Four years ago, councillors approved a development on the Island Site formerly occupied by Thames Polytechnic with just six per cent social housing, although some more were added later. The site was put up for sale last year.
The Woolwich Exchange development on Spray Street – which is officially supported by the town hall but is yet to be decided on – only offers 14 per cent for London Affordable Rent, which is about half market rent.
“Whilst the lack of social housing is disappointing, it is recognised that the financial viability position of the scheme means that the most desirable outcome in this instance is for intermediate units,” the council’s own housing department says.
Across the borough, five years ago, councillors approved a similar build-to-rent scheme at Union Wharf in Deptford, which offers 249 flats, including some at various levels of discount market rent. A second rented scheme on the other side of Deptford Creek was approved in January 2020.
This would be the first such development in Woolwich, and council officers say that “the evidence submitted demonstrates that the affordable housing offer would contribute to addressing an identified housing need”.

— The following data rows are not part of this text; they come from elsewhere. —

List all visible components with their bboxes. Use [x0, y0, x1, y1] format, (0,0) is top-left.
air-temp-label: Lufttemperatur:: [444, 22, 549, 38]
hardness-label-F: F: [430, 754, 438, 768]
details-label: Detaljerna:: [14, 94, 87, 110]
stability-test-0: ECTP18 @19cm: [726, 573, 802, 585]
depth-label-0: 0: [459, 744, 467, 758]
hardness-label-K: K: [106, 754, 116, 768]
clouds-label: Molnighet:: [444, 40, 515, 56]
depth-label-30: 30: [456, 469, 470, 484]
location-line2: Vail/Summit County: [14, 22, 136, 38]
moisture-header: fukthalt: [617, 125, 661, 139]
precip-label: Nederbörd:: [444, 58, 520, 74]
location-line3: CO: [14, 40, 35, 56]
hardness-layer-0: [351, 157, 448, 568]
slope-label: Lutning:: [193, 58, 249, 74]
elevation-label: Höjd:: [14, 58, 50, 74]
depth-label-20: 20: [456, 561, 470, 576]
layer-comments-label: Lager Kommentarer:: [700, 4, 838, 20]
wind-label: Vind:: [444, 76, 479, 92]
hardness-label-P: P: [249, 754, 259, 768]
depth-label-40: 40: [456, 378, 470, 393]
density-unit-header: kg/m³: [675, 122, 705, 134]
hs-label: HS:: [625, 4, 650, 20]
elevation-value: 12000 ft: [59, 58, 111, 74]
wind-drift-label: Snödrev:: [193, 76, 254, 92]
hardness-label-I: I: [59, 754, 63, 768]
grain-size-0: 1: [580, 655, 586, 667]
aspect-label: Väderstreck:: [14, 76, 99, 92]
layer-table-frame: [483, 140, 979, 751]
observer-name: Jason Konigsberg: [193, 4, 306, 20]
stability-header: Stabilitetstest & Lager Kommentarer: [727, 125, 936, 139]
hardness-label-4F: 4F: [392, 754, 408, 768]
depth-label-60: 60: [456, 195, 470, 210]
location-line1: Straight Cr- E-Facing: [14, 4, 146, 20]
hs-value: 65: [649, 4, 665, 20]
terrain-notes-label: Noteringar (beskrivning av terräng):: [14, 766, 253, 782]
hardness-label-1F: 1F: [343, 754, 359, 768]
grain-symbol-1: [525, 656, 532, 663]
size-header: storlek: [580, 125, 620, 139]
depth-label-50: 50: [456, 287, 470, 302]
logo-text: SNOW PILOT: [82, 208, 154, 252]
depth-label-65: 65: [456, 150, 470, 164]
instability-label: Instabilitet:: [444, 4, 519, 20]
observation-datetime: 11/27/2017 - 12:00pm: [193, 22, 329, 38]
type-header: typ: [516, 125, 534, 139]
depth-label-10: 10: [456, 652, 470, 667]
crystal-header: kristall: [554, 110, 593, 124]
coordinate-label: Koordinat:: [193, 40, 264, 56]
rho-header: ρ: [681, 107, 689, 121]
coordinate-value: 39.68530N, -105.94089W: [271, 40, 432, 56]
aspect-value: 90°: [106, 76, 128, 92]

Historic England and the council’s own conservation officer both wanted to see four storeys taken off each block to reduce the development’s impact on views from the Royal Arsenal, Equitable House and the wider area.
“The proposed development would make a significant contribution to the borough’s supply of housing,” council officers say.
“Whilst the objection from Historic England is noted, and notwithstanding the substantial massing, it is considered that the proposed development as whole responds well to the surrounding character in terms of its overall form and massing, and would make a positive contribution to the emerging skyline of Woolwich.”